I'm a mum and although I have am not technically a SM (as I have a genuine aversion to remarriage ), I have a number of little people in my life. My DC and my DP's DC.
'Blending' families is not an easy task for most. I envy those people who find it easy but 9 times out of 10 I am pretty sure that all parents (including exes) are largely on the same page regarding parenting. i.e. lets not in anyway bring innocent children into adult situations and ensure they move between homes with minimal conflict.
Happily for me, I have that situation with my exH. Sadly for my DP, he doesn't have this situation with his EW. The net net is, zero drama around contact arrangements for my kids. Non stop court cases and drama for my DP regarding his kids. It's a nightmare situation.
As a partner I support and take a huge backseat when it comes to his DC, who are now starting to display behavioural problems, no doubt as a result of all the proceedings around them. So, for a period of time, my DP raised the whole marriage thing and net net is that is isn't happening, because I don't think it's right for his DC and also my DC.
However, when we were discussing it, I asked him. 'Would you want your DC there?'. Sounds like a terrible thing to ask doesn't it? But the likelihood is if the EW got wind of it, there is no chance the DC would arrive. So net net, drama. drama, drama, drama, over an event that is about our DC, but most importantly my DP and I.
And the thing is for some people in these situations, it is entirely possible that 90% of our lives are already dictated by what the EW allows around arrangements, compromising decisions constantly to try and accommodate what is best for all.

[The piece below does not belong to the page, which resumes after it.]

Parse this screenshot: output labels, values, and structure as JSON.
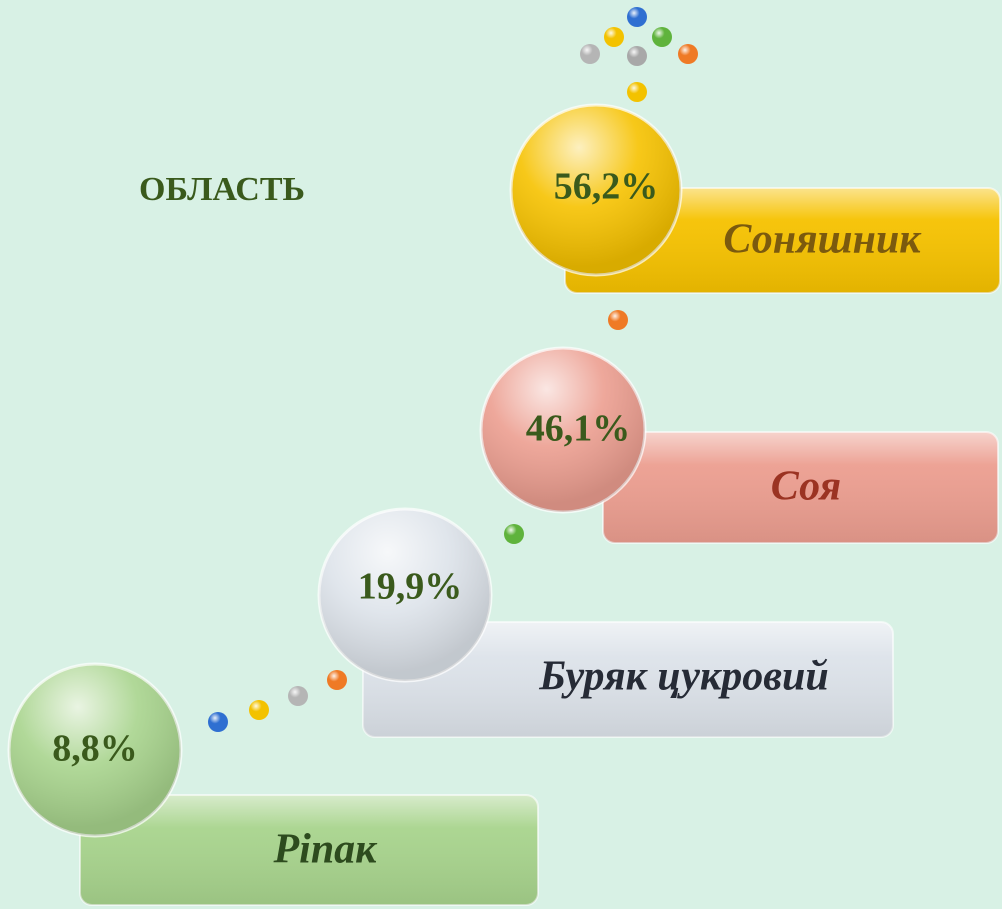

So, if I say to my DP...I don't want your DC there, because it's our day and I'm sorry but your DC come with non stop drama that consumes your time and energy. Does that make me a jealous SM? A selfish SM? Or just an adult who thinks 'enough, enough of your drama dominating my life.'
Discuss.
NB. Before I get burned into ash, I haven't said it, and its not going to be said, I totally don't wish to get married again.